Pero en ese recuento de episodios, en esa constancia de que el pasado no ha sido sino una búsqueda infructuosa, De Cuenca no se deja arrastrar por la amargura: no en vano, el libro se titula Cuaderno de vacaciones, un nombre que responde al modo en que fue escrito -en el tiempo libre de los veranos, cuando el poeta sacaba el hueco para escribir versos que no encontraba durante el curso- pero también a esa afinidad con la vida, esa victoria de la luz sobre todas las cosas, que caracteriza al periodo estival. El protagonista de estas páginas es un hombre que se resiste a la desesperanza. "La bilis negra es vieja como el hombre. / Para intentar vencerla, viene bien / que te lo tomes todo en positivo", se dice en Melancolía. Unos versos antes, en otro poema, el autor expone argumentos que le levanten el ánimo: se recuerda a sí mismo que, aunque no depare el porvenir ya, seguramente, "emociones fortísimas", aún "respiras (lo que es inevitable / cuando se sigue vivo), que hay películas / todavía que ver, y geologías / caprichosas y océanos en llamas, / y tesoro escitas y crepúsculos / que admirar, y novelas que leer, / y conivencias mágicas, y copas / feéricas que apurar".
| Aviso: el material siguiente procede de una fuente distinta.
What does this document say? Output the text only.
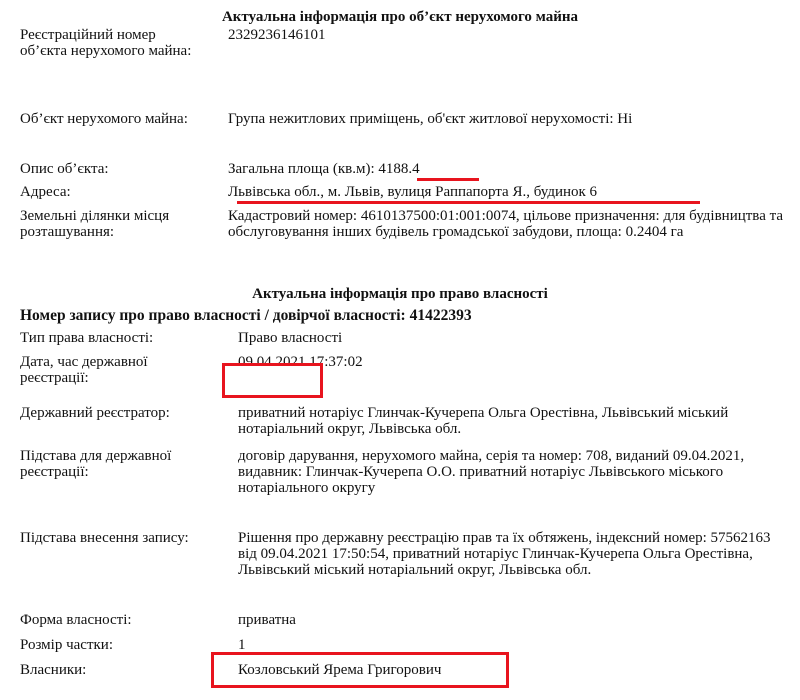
Актуальна інформація про об’єкт нерухомого майна
Реєстраційний номер об’єкта нерухомого майна:
2329236146101
Об’єкт нерухомого майна:	Група нежитлових приміщень, об'єкт житлової нерухомості: Ні
Опис об’єкта:	Загальна площа (кв.м): 4188.4
Адреса:	Львівська обл., м. Львів, вулиця Раппапорта Я., будинок 6
Земельні ділянки місця розташування:
Кадастровий номер: 4610137500:01:001:0074, цільове призначення: для будівництва та обслуговування інших будівель громадської забудови, площа: 0.2404 га
Актуальна інформація про право власності
Номер запису про право власності / довірчої власності: 41422393
Тип права власності:	Право власності
Дата, час державної реєстрації:
09.04.2021 17:37:02
Державний реєстратор:	приватний нотаріус Глинчак-Кучерепа Ольга Орестівна, Львівський міський нотаріальний округ, Львівська обл.
Підстава для державної реєстрації:
договір дарування, нерухомого майна, серія та номер: 708, виданий 09.04.2021, видавник: Глинчак-Кучерепа О.О. приватний нотаріус Львівського міського нотаріального округу
Підстава внесення запису:	Рішення про державну реєстрацію прав та їх обтяжень, індексний номер: 57562163 від 09.04.2021 17:50:54, приватний нотаріус Глинчак-Кучерепа Ольга Орестівна, Львівський міський нотаріальний округ, Львівська обл.
Форма власності:	приватна
Розмір частки:	1
Власники:	Козловський Ярема Григорович
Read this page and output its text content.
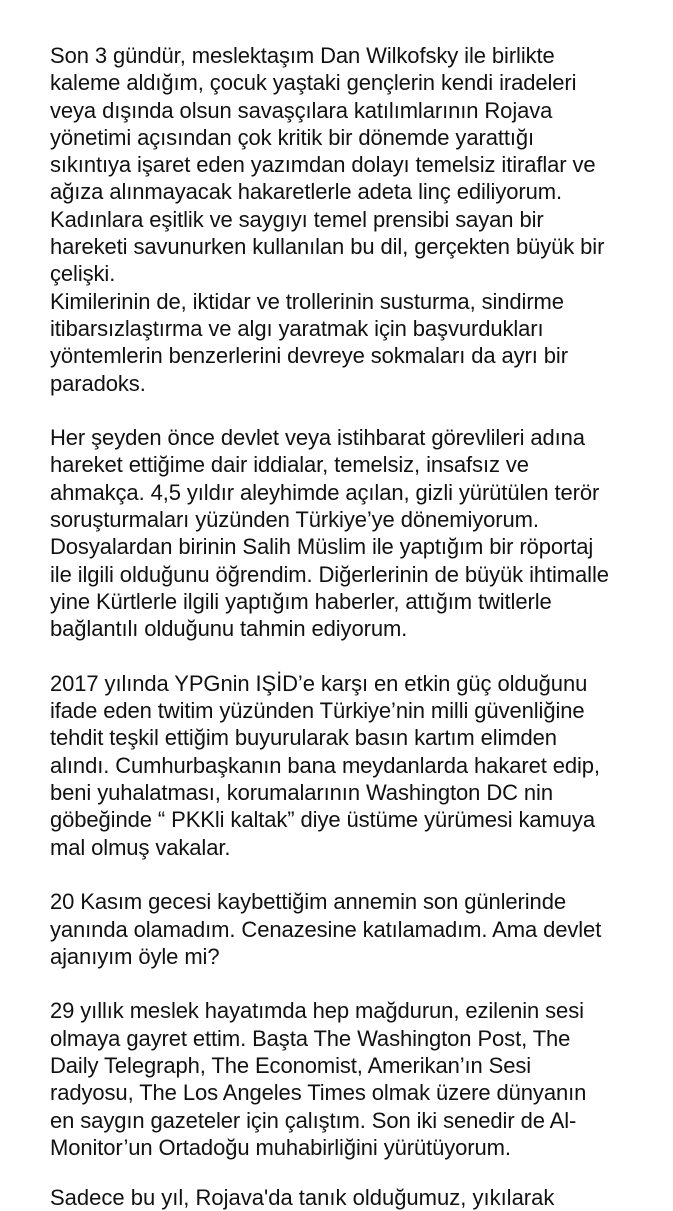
Son 3 gündür, meslektaşım Dan Wilkofsky ile birlikte
kaleme aldığım, çocuk yaştaki gençlerin kendi iradeleri
veya dışında olsun savaşçılara katılımlarının Rojava
yönetimi açısından çok kritik bir dönemde yarattığı
sıkıntıya işaret eden yazımdan dolayı temelsiz itiraflar ve
ağıza alınmayacak hakaretlerle adeta linç ediliyorum.
Kadınlara eşitlik ve saygıyı temel prensibi sayan bir
hareketi savunurken kullanılan bu dil, gerçekten büyük bir
çelişki.
Kimilerinin de, iktidar ve trollerinin susturma, sindirme
itibarsızlaştırma ve algı yaratmak için başvurdukları
yöntemlerin benzerlerini devreye sokmaları da ayrı bir
paradoks.
Her şeyden önce devlet veya istihbarat görevlileri adına
hareket ettiğime dair iddialar, temelsiz, insafsız ve
ahmakça. 4,5 yıldır aleyhimde açılan, gizli yürütülen terör
soruşturmaları yüzünden Türkiye’ye dönemiyorum.
Dosyalardan birinin Salih Müslim ile yaptığım bir röportaj
ile ilgili olduğunu öğrendim. Diğerlerinin de büyük ihtimalle
yine Kürtlerle ilgili yaptığım haberler, attığım twitlerle
bağlantılı olduğunu tahmin ediyorum.
2017 yılında YPGnin IŞİD’e karşı en etkin güç olduğunu
ifade eden twitim yüzünden Türkiye’nin milli güvenliğine
tehdit teşkil ettiğim buyurularak basın kartım elimden
alındı. Cumhurbaşkanın bana meydanlarda hakaret edip,
beni yuhalatması, korumalarının Washington DC nin
göbeğinde “ PKKli kaltak” diye üstüme yürümesi kamuya
mal olmuş vakalar.
20 Kasım gecesi kaybettiğim annemin son günlerinde
yanında olamadım. Cenazesine katılamadım. Ama devlet
ajanıyım öyle mi?
29 yıllık meslek hayatımda hep mağdurun, ezilenin sesi
olmaya gayret ettim. Başta The Washington Post, The
Daily Telegraph, The Economist, Amerikan’ın Sesi
radyosu, The Los Angeles Times olmak üzere dünyanın
en saygın gazeteler için çalıştım. Son iki senedir de Al-
Monitor’un Ortadoğu muhabirliğini yürütüyorum.
Sadece bu yıl, Rojava'da tanık olduğumuz, yıkılarak
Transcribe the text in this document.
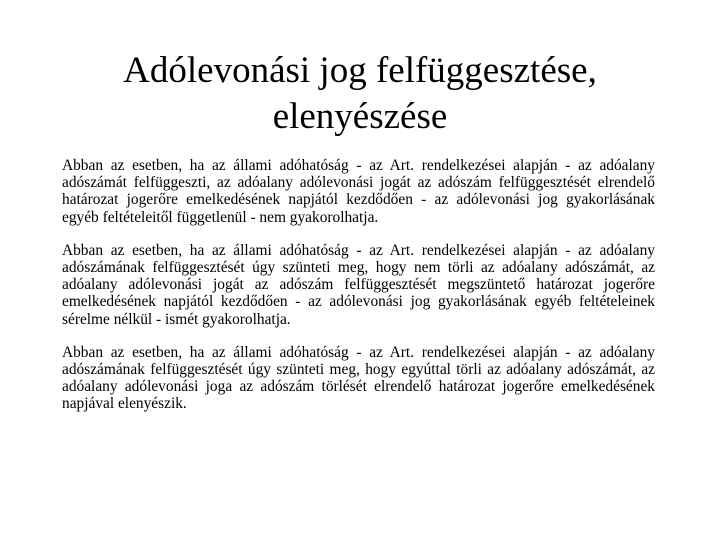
Adólevonási jog felfüggesztése,
elenyészése

Abban az esetben, ha az állami adóhatóság - az Art. rendelkezései alapján - az adóalany adószámát felfüggeszti, az adóalany adólevonási jogát az adószám felfüggesztését elrendelő határozat jogerőre emelkedésének napjától kezdődően - az adólevonási jog gyakorlásának egyéb feltételeitől függetlenül - nem gyakorolhatja.

Abban az esetben, ha az állami adóhatóság - az Art. rendelkezései alapján - az adóalany adószámának felfüggesztését úgy szünteti meg, hogy nem törli az adóalany adószámát, az adóalany adólevonási jogát az adószám felfüggesztését megszüntető határozat jogerőre emelkedésének napjától kezdődően - az adólevonási jog gyakorlásának egyéb feltételeinek sérelme nélkül - ismét gyakorolhatja.

Abban az esetben, ha az állami adóhatóság - az Art. rendelkezései alapján - az adóalany adószámának felfüggesztését úgy szünteti meg, hogy egyúttal törli az adóalany adószámát, az adóalany adólevonási joga az adószám törlését elrendelő határozat jogerőre emelkedésének napjával elenyészik.
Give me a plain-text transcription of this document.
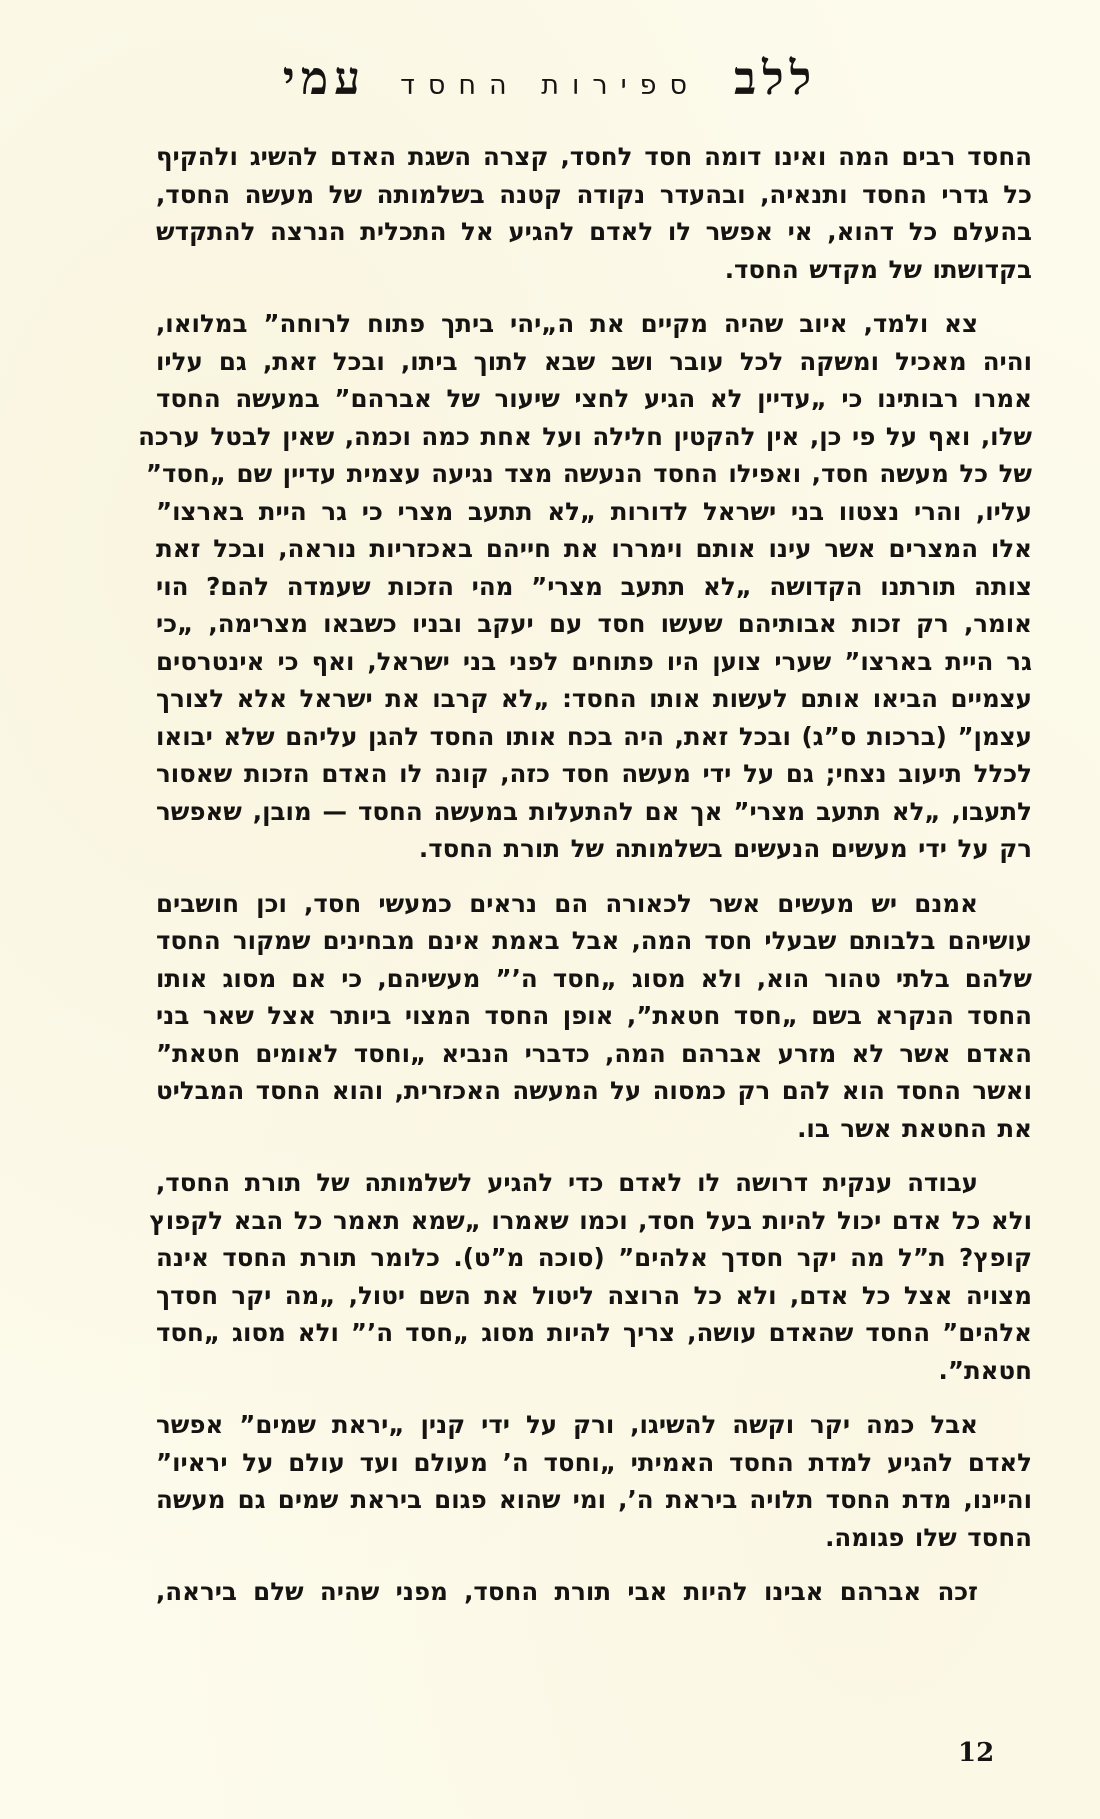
ללב
ספירות החסד
עמי
החסד רבים המה ואינו דומה חסד לחסד, קצרה השגת האדם להשיג ולהקיף
כל גדרי החסד ותנאיה, ובהעדר נקודה קטנה בשלמותה של מעשה החסד,
בהעלם כל דהוא, אי אפשר לו לאדם להגיע אל התכלית הנרצה להתקדש
בקדושתו של מקדש החסד.
צא ולמד, איוב שהיה מקיים את ה„יהי ביתך פתוח לרוחה” במלואו,
והיה מאכיל ומשקה לכל עובר ושב שבא לתוך ביתו, ובכל זאת, גם עליו
אמרו רבותינו כי „עדיין לא הגיע לחצי שיעור של אברהם” במעשה החסד
שלו, ואף על פי כן, אין להקטין חלילה ועל אחת כמה וכמה, שאין לבטל ערכה
של כל מעשה חסד, ואפילו החסד הנעשה מצד נגיעה עצמית עדיין שם „חסד”
עליו, והרי נצטוו בני ישראל לדורות „לא תתעב מצרי כי גר היית בארצו”
אלו המצרים אשר עינו אותם וימררו את חייהם באכזריות נוראה, ובכל זאת
צותה תורתנו הקדושה „לא תתעב מצרי” מהי הזכות שעמדה להם? הוי
אומר, רק זכות אבותיהם שעשו חסד עם יעקב ובניו כשבאו מצרימה, „כי
גר היית בארצו” שערי צוען היו פתוחים לפני בני ישראל, ואף כי אינטרסים
עצמיים הביאו אותם לעשות אותו החסד: „לא קרבו את ישראל אלא לצורך
עצמן” (ברכות ס”ג) ובכל זאת, היה בכח אותו החסד להגן עליהם שלא יבואו
לכלל תיעוב נצחי; גם על ידי מעשה חסד כזה, קונה לו האדם הזכות שאסור
לתעבו, „לא תתעב מצרי” אך אם להתעלות במעשה החסד — מובן, שאפשר
רק על ידי מעשים הנעשים בשלמותה של תורת החסד.
אמנם יש מעשים אשר לכאורה הם נראים כמעשי חסד, וכן חושבים
עושיהם בלבותם שבעלי חסד המה, אבל באמת אינם מבחינים שמקור החסד
שלהם בלתי טהור הוא, ולא מסוג „חסד ה’” מעשיהם, כי אם מסוג אותו
החסד הנקרא בשם „חסד חטאת”, אופן החסד המצוי ביותר אצל שאר בני
האדם אשר לא מזרע אברהם המה, כדברי הנביא „וחסד לאומים חטאת”
ואשר החסד הוא להם רק כמסוה על המעשה האכזרית, והוא החסד המבליט
את החטאת אשר בו.
עבודה ענקית דרושה לו לאדם כדי להגיע לשלמותה של תורת החסד,
ולא כל אדם יכול להיות בעל חסד, וכמו שאמרו „שמא תאמר כל הבא לקפוץ
קופץ? ת”ל מה יקר חסדך אלהים” (סוכה מ”ט). כלומר תורת החסד אינה
מצויה אצל כל אדם, ולא כל הרוצה ליטול את השם יטול, „מה יקר חסדך
אלהים” החסד שהאדם עושה, צריך להיות מסוג „חסד ה’” ולא מסוג „חסד
חטאת”.
אבל כמה יקר וקשה להשיגו, ורק על ידי קנין „יראת שמים” אפשר
לאדם להגיע למדת החסד האמיתי „וחסד ה’ מעולם ועד עולם על יראיו”
והיינו, מדת החסד תלויה ביראת ה’, ומי שהוא פגום ביראת שמים גם מעשה
החסד שלו פגומה.
זכה אברהם אבינו להיות אבי תורת החסד, מפני שהיה שלם ביראה,
12
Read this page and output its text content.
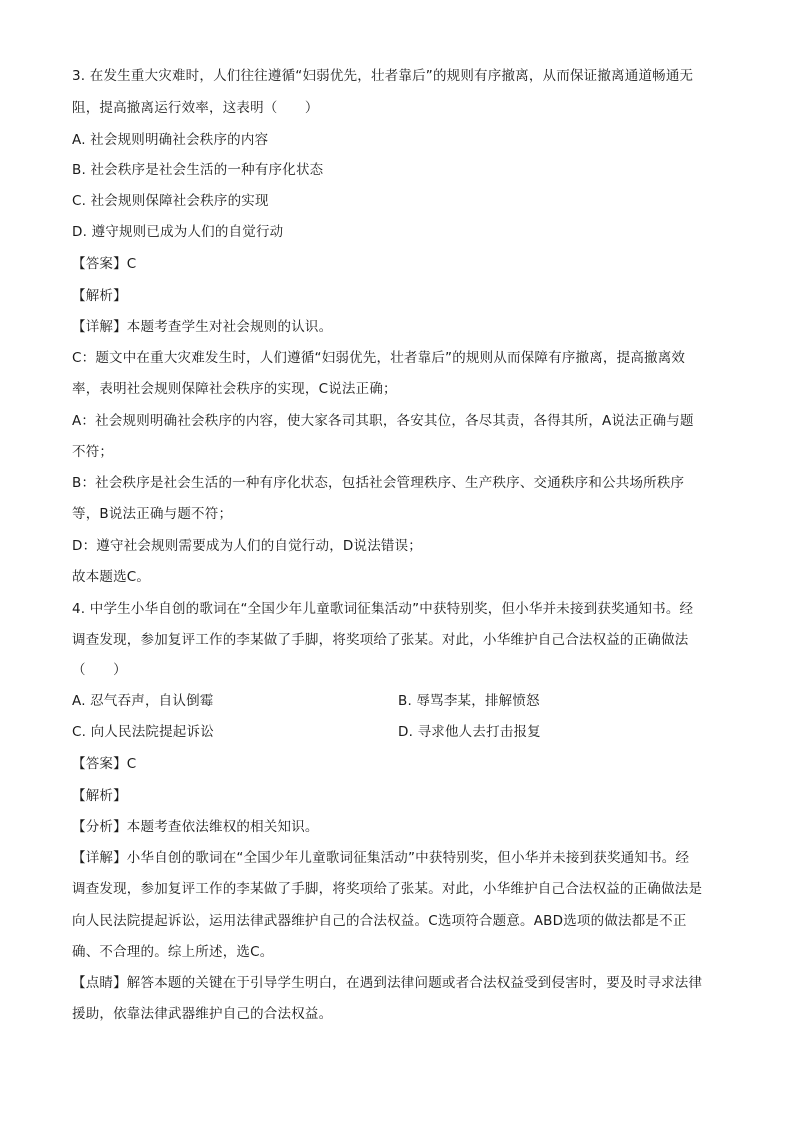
3. 在发生重大灾难时，人们往往遵循“妇弱优先，壮者靠后”的规则有序撤离，从而保证撤离通道畅通无
阻，提高撤离运行效率，这表明（　　）
A. 社会规则明确社会秩序的内容
B. 社会秩序是社会生活的一种有序化状态
C. 社会规则保障社会秩序的实现
D. 遵守规则已成为人们的自觉行动
【答案】C
【解析】
【详解】本题考查学生对社会规则的认识。
C：题文中在重大灾难发生时，人们遵循“妇弱优先，壮者靠后”的规则从而保障有序撤离，提高撤离效
率，表明社会规则保障社会秩序的实现，C说法正确；
A：社会规则明确社会秩序的内容，使大家各司其职，各安其位，各尽其责，各得其所，A说法正确与题
不符；
B：社会秩序是社会生活的一种有序化状态，包括社会管理秩序、生产秩序、交通秩序和公共场所秩序
等，B说法正确与题不符；
D：遵守社会规则需要成为人们的自觉行动，D说法错误；
故本题选C。
4. 中学生小华自创的歌词在“全国少年儿童歌词征集活动”中获特别奖，但小华并未接到获奖通知书。经
调查发现，参加复评工作的李某做了手脚，将奖项给了张某。对此，小华维护自己合法权益的正确做法
（　　）
A. 忍气吞声，自认倒霉	B. 辱骂李某，排解愤怒
C. 向人民法院提起诉讼	D. 寻求他人去打击报复
【答案】C
【解析】
【分析】本题考查依法维权的相关知识。
【详解】小华自创的歌词在“全国少年儿童歌词征集活动”中获特别奖，但小华并未接到获奖通知书。经
调查发现，参加复评工作的李某做了手脚，将奖项给了张某。对此，小华维护自己合法权益的正确做法是
向人民法院提起诉讼，运用法律武器维护自己的合法权益。C选项符合题意。ABD选项的做法都是不正
确、不合理的。综上所述，选C。
【点睛】解答本题的关键在于引导学生明白，在遇到法律问题或者合法权益受到侵害时，要及时寻求法律
援助，依靠法律武器维护自己的合法权益。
De Cuenca ya entiende unos versos de Dámaso Alonso que le impactaron en su momento -"Ahora que he sentido los primeros manotazos / del súbito orangután pardo de mi vejez"-, y el mundo ya no es "un álbum de cromos de animales", sino "esta decadencia que precede a la muerte", el escritor escoge dejar atrás la oscuridad, como le sugiere una cita de Macbeth: "No hay noche, por terrible y larga que sea, / que no se encuentre al fin con el día".

Está, eso sí, inevitablemente, la nostalgia de la infancia, el adulto que sueña con dinosaurios, que rememora a sus héroes de aquel tiempo y se embarca en aventuras ocasionales -"aquí se lucha a cambio de la gloria, / si es que la gloria es algo"-; también por las páginas de Cuaderno de vacaciones asoma el amor: su imposibilidad de reflejarlo en unos versos -ante alguna imagen, el propio De Cuenca observa, resignado, su "pobre intento / de fijar tu silueta en un poema"- pero también la celebración sin reparos del enamoramiento, que lleva al autor a rebatir a Agatha Christie. Ella escribió, lo apunta el autor en Acotación al desenlace del Opus Primum de Agatha Christie, "un hombre enamorado / es un show lamentable, un espectáculo / patético, un paisaje lastimoso" y De Cuenca anotará al margen de esa cita: "No estoy de acuerdo con la vieja Agatha".

Como reconoce en el prólogo, De Cuenca siempre ha pensado que "hacer versos es una fiesta, algo muy parecido a la felicidad", y un lector tan versado como él invita en esa ceremonia a los autores que le han marcado. Entre los poemas redacta una Apología de los clásicos -"los clásicos ayudan a vivir, / y a morir, y a olvidar nuestras miserias"-, expresa su admiración por Ingres -sus desnudos, dice, "son tranquilos y sabios"- o por Víctor Hugo -"me regaló un asombro milenario, / exento de preguntas insidiosas"- y a cuenta de Faulkner hace una sabia declaración de intenciones, la lírica debe estar al servicio de la emoción humana: "Sin amor, sin honor y sin orgullo, / sin emoción y sin complicidad / la poesía no tiene sentido".

Como las vacaciones, De Cuenca se decanta hacia el lado luminoso del mundo. "Siempre has visto la vida por el ojo / de la literatura", se reprocha a sí mismo en La brisa de la calle, un fragmento en el que se pide entregarse a la verdad del mundo, "que la luz de lo real / entre en tu corazón". Y en el poema La ciega y el lector, una invidente ruega a su acompañante que la guíe hacia la agitación del exterior: "...llévame / al teatro, a una fiesta popular o, aún mejor, / a un baile de disfraces. Una noche en la calle / vale más que cien libros". Un poemario bello, preciso y sentido que desprende esa sabiduría serena que sólo da la edad y que conmueve por su mensaje esperanzado: después de la noche, con toda su penumbra, aguarda el día.